Dost ve kardeş Pakistan’ın Deniz Kuvvetlerini güçlendirmek için MİLGEM Projesi’ni tercih etmesini gurur vesilesi olarak nitelendiren Orgeneral Güler, “Harp gemisi inşası alanında sürdürmekte olduğumuz ortak gayret, Türk savunma sanayine duyulan güvenin ve Pakistan ile Türkiye arasındaki iş birliğinin en anlamlı göstergesidir.” dedi.

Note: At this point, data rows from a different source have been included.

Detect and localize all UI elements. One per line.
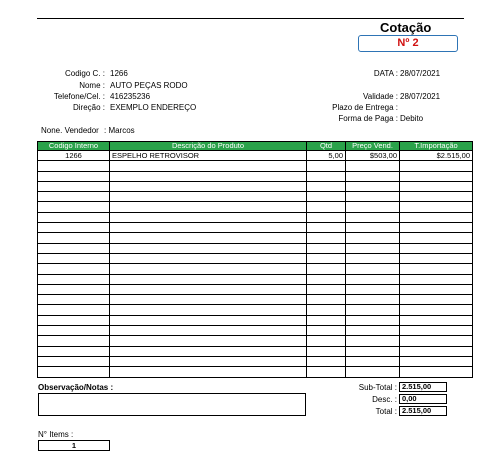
cell-code (38, 367, 110, 377)
table-row (38, 264, 473, 274)
cell-code (38, 346, 110, 356)
total-value: 2.515,00 (399, 406, 447, 416)
table-row (38, 284, 473, 294)
cell-price: $503,00 (346, 151, 400, 161)
cell-code (38, 212, 110, 222)
cell-total (400, 233, 473, 243)
cell-total (400, 161, 473, 171)
discount-label: Desc. : (372, 395, 397, 404)
cell-description (110, 253, 307, 263)
cell-code: 1266 (38, 151, 110, 161)
date-value: 28/07/2021 (400, 69, 441, 78)
cell-qty (307, 202, 346, 212)
cell-total: $2.515,00 (400, 151, 473, 161)
cell-description (110, 181, 307, 191)
cell-qty (307, 233, 346, 243)
cell-total (400, 212, 473, 222)
items-count-label: N° Items : (38, 430, 74, 439)
cell-qty (307, 336, 346, 346)
items-count-value: 1 (38, 440, 110, 451)
top-divider (37, 18, 464, 19)
table-row (38, 315, 473, 325)
client-code-value: 1266 (110, 69, 128, 78)
cell-code (38, 253, 110, 263)
cell-total (400, 295, 473, 305)
cell-total (400, 181, 473, 191)
cell-total (400, 253, 473, 263)
cell-price (346, 315, 400, 325)
cell-description (110, 346, 307, 356)
cell-qty (307, 171, 346, 181)
subtotal-value: 2.515,00 (399, 382, 447, 392)
cell-code (38, 284, 110, 294)
subtotal-label: Sub-Total : (358, 383, 397, 392)
table-row (38, 356, 473, 366)
cell-description (110, 284, 307, 294)
cell-description (110, 336, 307, 346)
cell-total (400, 274, 473, 284)
cell-qty (307, 243, 346, 253)
seller-label: None. Vendedor (41, 126, 99, 135)
cell-description (110, 161, 307, 171)
cell-description (110, 171, 307, 181)
cell-price (346, 295, 400, 305)
table-row (38, 326, 473, 336)
client-phone-value: 416235236 (110, 92, 151, 101)
cell-price (346, 367, 400, 377)
cell-price (346, 274, 400, 284)
cell-qty (307, 295, 346, 305)
table-row (38, 151, 473, 161)
cell-qty (307, 274, 346, 284)
cell-qty (307, 346, 346, 356)
cell-price (346, 356, 400, 366)
cell-code (38, 274, 110, 284)
cell-description (110, 326, 307, 336)
table-row (38, 305, 473, 315)
cell-price (346, 253, 400, 263)
cell-description (110, 202, 307, 212)
cell-description (110, 192, 307, 202)
table-row (38, 202, 473, 212)
cell-code (38, 243, 110, 253)
table-row (38, 212, 473, 222)
table-row (38, 171, 473, 181)
cell-price (346, 346, 400, 356)
cell-total (400, 264, 473, 274)
cell-description (110, 223, 307, 233)
quote-number-badge: Nº 2 (358, 35, 458, 52)
cell-qty (307, 367, 346, 377)
cell-price (346, 305, 400, 315)
client-name-label: Nome : (79, 81, 105, 90)
table-row (38, 336, 473, 346)
cell-description (110, 243, 307, 253)
cell-description (110, 274, 307, 284)
cell-price (346, 181, 400, 191)
cell-price (346, 233, 400, 243)
table-row (38, 243, 473, 253)
cell-price (346, 284, 400, 294)
cell-code (38, 315, 110, 325)
cell-price (346, 264, 400, 274)
cell-total (400, 315, 473, 325)
client-address-label: Direção : (72, 103, 105, 112)
table-row (38, 181, 473, 191)
cell-price (346, 336, 400, 346)
cell-description (110, 295, 307, 305)
client-code-label: Codigo C. : (64, 69, 105, 78)
cell-price (346, 223, 400, 233)
table-row (38, 346, 473, 356)
cell-code (38, 181, 110, 191)
column-header-description: Descrição do Produto (110, 142, 307, 151)
cell-description (110, 305, 307, 315)
table-row (38, 223, 473, 233)
table-row (38, 233, 473, 243)
cell-code (38, 356, 110, 366)
cell-qty (307, 356, 346, 366)
cell-qty (307, 161, 346, 171)
cell-description (110, 367, 307, 377)
cell-qty (307, 223, 346, 233)
table-row (38, 367, 473, 377)
cell-total (400, 192, 473, 202)
table-row (38, 192, 473, 202)
column-header-price: Preço Vend. (346, 142, 400, 151)
cell-price (346, 192, 400, 202)
table-header-row (38, 142, 473, 151)
delivery-label: Plazo de Entrega : (332, 103, 398, 112)
cell-qty (307, 326, 346, 336)
cell-qty (307, 181, 346, 191)
client-address-value: EXEMPLO ENDEREÇO (110, 103, 197, 112)
cell-qty (307, 264, 346, 274)
cell-qty (307, 315, 346, 325)
validity-label: Validade : (363, 92, 398, 101)
date-label: DATA : (373, 69, 398, 78)
cell-price (346, 326, 400, 336)
cell-total (400, 356, 473, 366)
cell-price (346, 243, 400, 253)
cell-total (400, 243, 473, 253)
cell-description (110, 264, 307, 274)
table-row (38, 295, 473, 305)
cell-qty (307, 284, 346, 294)
total-label: Total : (375, 407, 397, 416)
table-body (38, 151, 473, 378)
cell-qty (307, 253, 346, 263)
column-header-code: Codigo Interno (38, 142, 110, 151)
cell-total (400, 202, 473, 212)
discount-value: 0,00 (399, 394, 447, 404)
cell-price (346, 202, 400, 212)
cell-price (346, 171, 400, 181)
table-row (38, 274, 473, 284)
cell-qty (307, 305, 346, 315)
cell-price (346, 161, 400, 171)
cell-qty (307, 192, 346, 202)
cell-code (38, 223, 110, 233)
payment-label: Forma de Paga : (338, 114, 398, 123)
cell-qty: 5,00 (307, 151, 346, 161)
cell-code (38, 326, 110, 336)
cell-total (400, 171, 473, 181)
cell-total (400, 223, 473, 233)
table-row (38, 253, 473, 263)
cell-code (38, 202, 110, 212)
cell-total (400, 326, 473, 336)
client-phone-label: Telefone/Cel. : (53, 92, 105, 101)
table-row (38, 161, 473, 171)
cell-price (346, 212, 400, 222)
cell-qty (307, 212, 346, 222)
cell-code (38, 171, 110, 181)
notes-label: Observação/Notas : (38, 383, 114, 392)
payment-value: Debito (400, 114, 424, 123)
cell-description: ESPELHO RETROVISOR (110, 151, 307, 161)
client-name-value: AUTO PEÇAS RODO (110, 81, 188, 90)
cell-description (110, 233, 307, 243)
cell-total (400, 305, 473, 315)
cell-description (110, 315, 307, 325)
cell-code (38, 233, 110, 243)
cell-total (400, 367, 473, 377)
notes-field[interactable] (38, 393, 306, 416)
cell-code (38, 295, 110, 305)
cell-code (38, 264, 110, 274)
cell-code (38, 161, 110, 171)
cell-code (38, 305, 110, 315)
document-title: Cotação (380, 20, 432, 35)
validity-value: 28/07/2021 (400, 92, 441, 101)
column-header-qty: Qtd (307, 142, 346, 151)
cell-total (400, 284, 473, 294)
cell-total (400, 346, 473, 356)
items-table (37, 141, 473, 378)
cell-code (38, 192, 110, 202)
cell-description (110, 356, 307, 366)
cell-total (400, 336, 473, 346)
cell-description (110, 212, 307, 222)
seller-value: : Marcos (104, 126, 135, 135)
cell-code (38, 336, 110, 346)
column-header-total: T.Importação (400, 142, 473, 151)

Bugün ilk kaynağı yapılacak MİLGEM Korveti’nin Pakistan’ın savunma ve güvenliğine önemli katkılar sağlayacağına yönelik inancını dile getiren Orgeneral Güler, şunları söyledi:
“Deniz Kuvvetleri Komutanlığımızın pek çok zaferi tarihe altın harflerle yazdıran kahraman komutan ve leventlerin taşıdığı inanç ve ruhla en modern deniz harp silah ve vasıtalarını öz kaynaklarımızla inşa etmek suretiyle denizcilikte en üstün eğitim seviyesine ulaşarak kendisine verilen görevleri bugüne kadar olduğu gibi bundan sonra da başarıyla yerine getireceğine, denizlerdeki Türk hak, alaka ve menfaatlerini koruyarak atalarımızdan aldığımız şerefli sancağı daha da yükseklere taşıyacağına olan inancımız tamdır.”

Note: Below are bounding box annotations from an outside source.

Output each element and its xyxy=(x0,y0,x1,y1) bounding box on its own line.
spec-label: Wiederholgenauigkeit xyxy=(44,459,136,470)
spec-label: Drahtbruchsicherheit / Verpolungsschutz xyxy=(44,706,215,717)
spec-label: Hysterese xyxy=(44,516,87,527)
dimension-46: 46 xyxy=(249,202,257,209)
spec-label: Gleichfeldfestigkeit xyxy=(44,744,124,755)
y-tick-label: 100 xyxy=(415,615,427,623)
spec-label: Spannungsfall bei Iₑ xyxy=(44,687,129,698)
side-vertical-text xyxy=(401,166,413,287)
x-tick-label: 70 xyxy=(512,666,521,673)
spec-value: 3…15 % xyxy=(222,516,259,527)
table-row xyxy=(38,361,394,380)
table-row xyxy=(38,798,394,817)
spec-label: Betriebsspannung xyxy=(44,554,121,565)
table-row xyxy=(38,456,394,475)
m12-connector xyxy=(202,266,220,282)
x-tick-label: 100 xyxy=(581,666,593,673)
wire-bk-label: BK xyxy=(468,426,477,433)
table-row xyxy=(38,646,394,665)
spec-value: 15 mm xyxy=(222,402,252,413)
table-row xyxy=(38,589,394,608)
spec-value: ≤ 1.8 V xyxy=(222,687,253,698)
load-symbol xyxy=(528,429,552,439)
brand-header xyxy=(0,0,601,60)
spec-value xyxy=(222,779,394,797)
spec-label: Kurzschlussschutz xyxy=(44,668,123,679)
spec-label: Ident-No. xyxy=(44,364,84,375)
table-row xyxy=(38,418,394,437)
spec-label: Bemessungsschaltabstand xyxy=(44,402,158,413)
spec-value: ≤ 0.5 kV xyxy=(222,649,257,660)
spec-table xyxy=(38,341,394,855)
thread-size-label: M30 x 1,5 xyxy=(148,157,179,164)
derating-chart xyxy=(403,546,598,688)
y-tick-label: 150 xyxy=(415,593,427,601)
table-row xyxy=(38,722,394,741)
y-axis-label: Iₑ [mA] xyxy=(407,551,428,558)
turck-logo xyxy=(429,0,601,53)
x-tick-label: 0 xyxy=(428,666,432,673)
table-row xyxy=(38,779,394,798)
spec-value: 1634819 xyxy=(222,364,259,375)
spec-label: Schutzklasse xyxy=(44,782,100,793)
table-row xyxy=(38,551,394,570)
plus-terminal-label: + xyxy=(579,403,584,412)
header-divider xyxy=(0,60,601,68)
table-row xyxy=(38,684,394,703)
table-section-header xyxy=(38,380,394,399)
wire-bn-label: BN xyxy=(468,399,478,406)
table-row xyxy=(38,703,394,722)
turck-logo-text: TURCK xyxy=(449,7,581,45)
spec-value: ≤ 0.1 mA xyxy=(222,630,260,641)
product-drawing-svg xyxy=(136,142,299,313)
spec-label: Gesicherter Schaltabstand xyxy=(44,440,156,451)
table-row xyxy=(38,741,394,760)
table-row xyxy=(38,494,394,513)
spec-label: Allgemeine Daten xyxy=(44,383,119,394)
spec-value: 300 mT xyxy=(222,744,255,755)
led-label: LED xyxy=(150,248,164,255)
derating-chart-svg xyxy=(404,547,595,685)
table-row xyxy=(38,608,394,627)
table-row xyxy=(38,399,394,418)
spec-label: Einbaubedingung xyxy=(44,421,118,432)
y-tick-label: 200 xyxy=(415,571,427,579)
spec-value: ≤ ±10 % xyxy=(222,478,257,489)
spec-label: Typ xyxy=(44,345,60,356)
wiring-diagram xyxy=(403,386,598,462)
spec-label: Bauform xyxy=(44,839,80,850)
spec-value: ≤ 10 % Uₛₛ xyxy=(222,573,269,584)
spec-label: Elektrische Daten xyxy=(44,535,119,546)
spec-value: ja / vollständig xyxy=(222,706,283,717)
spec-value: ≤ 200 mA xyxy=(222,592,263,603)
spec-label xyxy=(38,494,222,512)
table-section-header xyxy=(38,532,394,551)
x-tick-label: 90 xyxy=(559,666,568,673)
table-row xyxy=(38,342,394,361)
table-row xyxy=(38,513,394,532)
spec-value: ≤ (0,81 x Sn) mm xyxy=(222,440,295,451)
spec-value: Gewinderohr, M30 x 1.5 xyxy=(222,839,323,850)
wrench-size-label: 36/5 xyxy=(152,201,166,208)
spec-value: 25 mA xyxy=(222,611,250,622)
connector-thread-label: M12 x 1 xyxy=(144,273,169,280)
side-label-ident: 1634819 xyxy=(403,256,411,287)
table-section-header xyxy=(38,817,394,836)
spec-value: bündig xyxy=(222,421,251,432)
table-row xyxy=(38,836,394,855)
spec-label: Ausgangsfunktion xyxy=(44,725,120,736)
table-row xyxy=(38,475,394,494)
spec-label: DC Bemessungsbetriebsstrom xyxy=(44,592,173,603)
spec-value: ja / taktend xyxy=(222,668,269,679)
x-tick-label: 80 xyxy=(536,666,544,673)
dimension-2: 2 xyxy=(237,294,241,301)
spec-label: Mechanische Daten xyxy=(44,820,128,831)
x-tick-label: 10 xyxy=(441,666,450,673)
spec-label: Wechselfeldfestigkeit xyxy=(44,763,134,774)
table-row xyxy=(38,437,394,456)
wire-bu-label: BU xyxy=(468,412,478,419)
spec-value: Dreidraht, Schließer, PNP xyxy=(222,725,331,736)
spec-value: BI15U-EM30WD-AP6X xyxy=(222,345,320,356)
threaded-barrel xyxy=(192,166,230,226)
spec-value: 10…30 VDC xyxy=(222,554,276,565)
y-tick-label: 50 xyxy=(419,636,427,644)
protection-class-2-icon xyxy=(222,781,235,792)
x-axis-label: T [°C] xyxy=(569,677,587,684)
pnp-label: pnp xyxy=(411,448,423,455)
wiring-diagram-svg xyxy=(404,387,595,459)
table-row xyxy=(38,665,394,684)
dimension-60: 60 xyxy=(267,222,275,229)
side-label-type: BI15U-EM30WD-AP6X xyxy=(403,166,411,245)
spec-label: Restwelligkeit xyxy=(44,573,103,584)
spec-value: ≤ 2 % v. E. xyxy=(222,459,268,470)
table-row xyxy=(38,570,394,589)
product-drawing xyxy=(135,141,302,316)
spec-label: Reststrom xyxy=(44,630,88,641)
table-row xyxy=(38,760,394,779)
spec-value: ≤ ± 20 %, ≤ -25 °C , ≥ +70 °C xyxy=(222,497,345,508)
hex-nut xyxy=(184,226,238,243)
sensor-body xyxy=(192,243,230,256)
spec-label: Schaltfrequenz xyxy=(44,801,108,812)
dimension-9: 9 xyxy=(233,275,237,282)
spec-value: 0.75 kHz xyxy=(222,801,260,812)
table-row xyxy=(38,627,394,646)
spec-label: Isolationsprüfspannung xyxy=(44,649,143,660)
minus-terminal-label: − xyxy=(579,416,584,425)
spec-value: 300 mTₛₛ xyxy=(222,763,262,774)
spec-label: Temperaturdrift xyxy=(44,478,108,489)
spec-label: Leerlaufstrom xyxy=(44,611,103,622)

Projelerde çalışan ve katkısı olanları tebrik eden Orgeneral Güler, “Bu vesileyle Deniz Kuvvetleri Komutanlığımızın başarı çıtasını daha yükseklere taşımak için büyük bir gayret ve özveriyle çalışan başta Sayın Deniz Kuvvetleri Komutanımız olmak üzere tüm seçkin personelini kutluyor, İstanbul Fırkateyni’nin ilerideki hizmetleriyle Türk Silahlı Kuvvetlerinin gücüne güç katmasını temenni ediyor, dost ve kardeş ülke Pakistan’ın MİLGEM Projesi kapsamında ilk kaynağını atacağımız korvetinin en kısa zamanda suya indirilerek kendi donanmalarına katılmasını ve başarılı görevler icra etmesini diliyorum. TSK ve onun ayrılmaz bir parçası olan Deniz Kuvvetlerimizin bugünkü seviyesine gelmesinde desteğinizi hiçbir zaman esirgemeyerek bu anlamlı günde töreni teşriflerinizle bizleri onurlandırdığınız için zatıalinize bir kez daha şükranlarımı arz ediyorum. Bu duygu ve düşüncelerle ebedî Başkomutanımız Gazi Mustafa Kemal Atatürk’ü, onun kahraman silah arkadaşlarını, ülkemizin bağımsızlığı ve bölünmez bütünlüğü için canlarını seve seve feda eden aziz şehitlerimizi bir kez daha minnet ve rahmetle, kahraman gazilerimizi ve şehit ailelerimizi şükranla anıyorum.”